Un nombre chaque année croissant de personnes témoignent avoir été la victime d’un prédateur énergétique au moins une fois dans leur vie. Voici un article très complet pour tout savoir sur le vampire énergétique, le phénomène du vampirisme, le profil de la victime idéale, les moyens de s’en protéger.

Qu’est-ce qu’un prédateur énergétique ?

Un prédateur énergétique est une personne toxique qui absorbe l’énergie de ses congénères jusqu’à épuisement, autrement dit il s’agit d’un vampire énergétique.
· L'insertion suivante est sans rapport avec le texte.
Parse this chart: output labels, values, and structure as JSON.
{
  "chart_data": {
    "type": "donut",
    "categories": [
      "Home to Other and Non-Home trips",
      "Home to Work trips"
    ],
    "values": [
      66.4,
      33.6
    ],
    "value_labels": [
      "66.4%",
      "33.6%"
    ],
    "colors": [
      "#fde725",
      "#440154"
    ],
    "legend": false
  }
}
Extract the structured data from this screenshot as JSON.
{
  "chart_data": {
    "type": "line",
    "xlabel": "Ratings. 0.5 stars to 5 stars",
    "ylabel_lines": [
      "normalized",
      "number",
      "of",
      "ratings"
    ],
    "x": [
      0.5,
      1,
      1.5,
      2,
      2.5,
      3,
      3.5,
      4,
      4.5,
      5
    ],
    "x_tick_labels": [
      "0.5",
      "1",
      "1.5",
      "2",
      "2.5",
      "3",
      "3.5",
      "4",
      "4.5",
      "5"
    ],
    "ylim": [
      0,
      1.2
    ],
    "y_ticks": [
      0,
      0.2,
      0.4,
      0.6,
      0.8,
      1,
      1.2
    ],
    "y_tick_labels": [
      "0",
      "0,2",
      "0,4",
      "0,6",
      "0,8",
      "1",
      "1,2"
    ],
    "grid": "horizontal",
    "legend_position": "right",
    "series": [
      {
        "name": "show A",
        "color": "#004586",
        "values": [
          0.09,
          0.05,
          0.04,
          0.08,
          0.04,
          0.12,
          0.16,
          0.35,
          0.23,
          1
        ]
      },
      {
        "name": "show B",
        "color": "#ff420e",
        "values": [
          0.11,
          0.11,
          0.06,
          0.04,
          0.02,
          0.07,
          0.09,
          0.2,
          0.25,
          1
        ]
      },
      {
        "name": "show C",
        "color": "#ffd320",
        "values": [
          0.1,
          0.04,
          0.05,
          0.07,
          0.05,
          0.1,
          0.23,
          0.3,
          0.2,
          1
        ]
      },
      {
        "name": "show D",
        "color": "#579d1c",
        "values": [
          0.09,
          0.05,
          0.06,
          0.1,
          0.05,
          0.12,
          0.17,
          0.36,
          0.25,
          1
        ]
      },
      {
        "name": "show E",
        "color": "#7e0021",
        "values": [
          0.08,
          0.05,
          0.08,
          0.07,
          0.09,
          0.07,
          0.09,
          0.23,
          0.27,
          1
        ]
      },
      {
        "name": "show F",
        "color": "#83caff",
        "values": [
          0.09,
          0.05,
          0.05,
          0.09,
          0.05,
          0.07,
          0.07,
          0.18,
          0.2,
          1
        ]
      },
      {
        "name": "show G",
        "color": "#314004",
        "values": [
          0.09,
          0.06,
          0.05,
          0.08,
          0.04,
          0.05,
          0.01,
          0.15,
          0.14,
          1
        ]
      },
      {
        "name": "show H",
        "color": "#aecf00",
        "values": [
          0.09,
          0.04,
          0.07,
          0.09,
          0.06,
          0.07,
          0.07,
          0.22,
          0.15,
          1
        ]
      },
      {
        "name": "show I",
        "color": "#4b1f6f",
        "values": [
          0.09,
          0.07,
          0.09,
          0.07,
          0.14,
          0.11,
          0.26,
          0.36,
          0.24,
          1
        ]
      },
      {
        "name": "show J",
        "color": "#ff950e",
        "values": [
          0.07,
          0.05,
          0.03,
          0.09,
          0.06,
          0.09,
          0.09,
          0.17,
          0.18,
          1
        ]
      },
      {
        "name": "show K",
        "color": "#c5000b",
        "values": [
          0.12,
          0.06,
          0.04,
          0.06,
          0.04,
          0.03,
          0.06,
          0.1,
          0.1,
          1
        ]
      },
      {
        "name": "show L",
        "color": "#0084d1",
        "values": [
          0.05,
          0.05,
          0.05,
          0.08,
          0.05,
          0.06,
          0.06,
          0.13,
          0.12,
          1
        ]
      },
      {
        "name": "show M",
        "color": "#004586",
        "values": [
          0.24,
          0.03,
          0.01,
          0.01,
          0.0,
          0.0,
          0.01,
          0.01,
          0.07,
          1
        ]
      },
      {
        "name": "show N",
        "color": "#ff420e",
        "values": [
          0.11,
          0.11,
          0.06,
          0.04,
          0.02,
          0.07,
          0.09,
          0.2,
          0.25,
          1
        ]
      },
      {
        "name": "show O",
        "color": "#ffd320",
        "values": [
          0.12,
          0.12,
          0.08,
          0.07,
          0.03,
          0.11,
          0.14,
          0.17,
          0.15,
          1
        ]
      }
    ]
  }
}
Ces individus attachants ont souvent l’air au-dessus de tout soupçon: un joli minois, une évidente chaleur humaine, une apparente fragilité… Oui, ce sont bien souvent des gens sympathiques et touchants! Parfois même en difficulté, avec un profil de victime, et c’est justement parce qu’on s’attendrit qu’on se laisse prendre au piège.

Mais ce ne sont pas forcément les prédateurs énergétiques qui viennent vers nous les premiers. En effet, contrairement aux idées reçues, c’est bien souvent nous qui allons les chercher! En bon(ne) samaritain(e), nous sentons leur détresse, ils nous paraissent « être une bonne personne » et ça y est, nous voici victime – bonne poire – de ces opportunistes énergétiques. Ils savent flairer le saint-bernard et profiter de son élan naturel à aider les plus faibles et démunis, ils raffolent de notre empathie, de notre gentillesse et générosité, et se réjouissent de nos frustrations affectives pour nous prendre dans leurs filets.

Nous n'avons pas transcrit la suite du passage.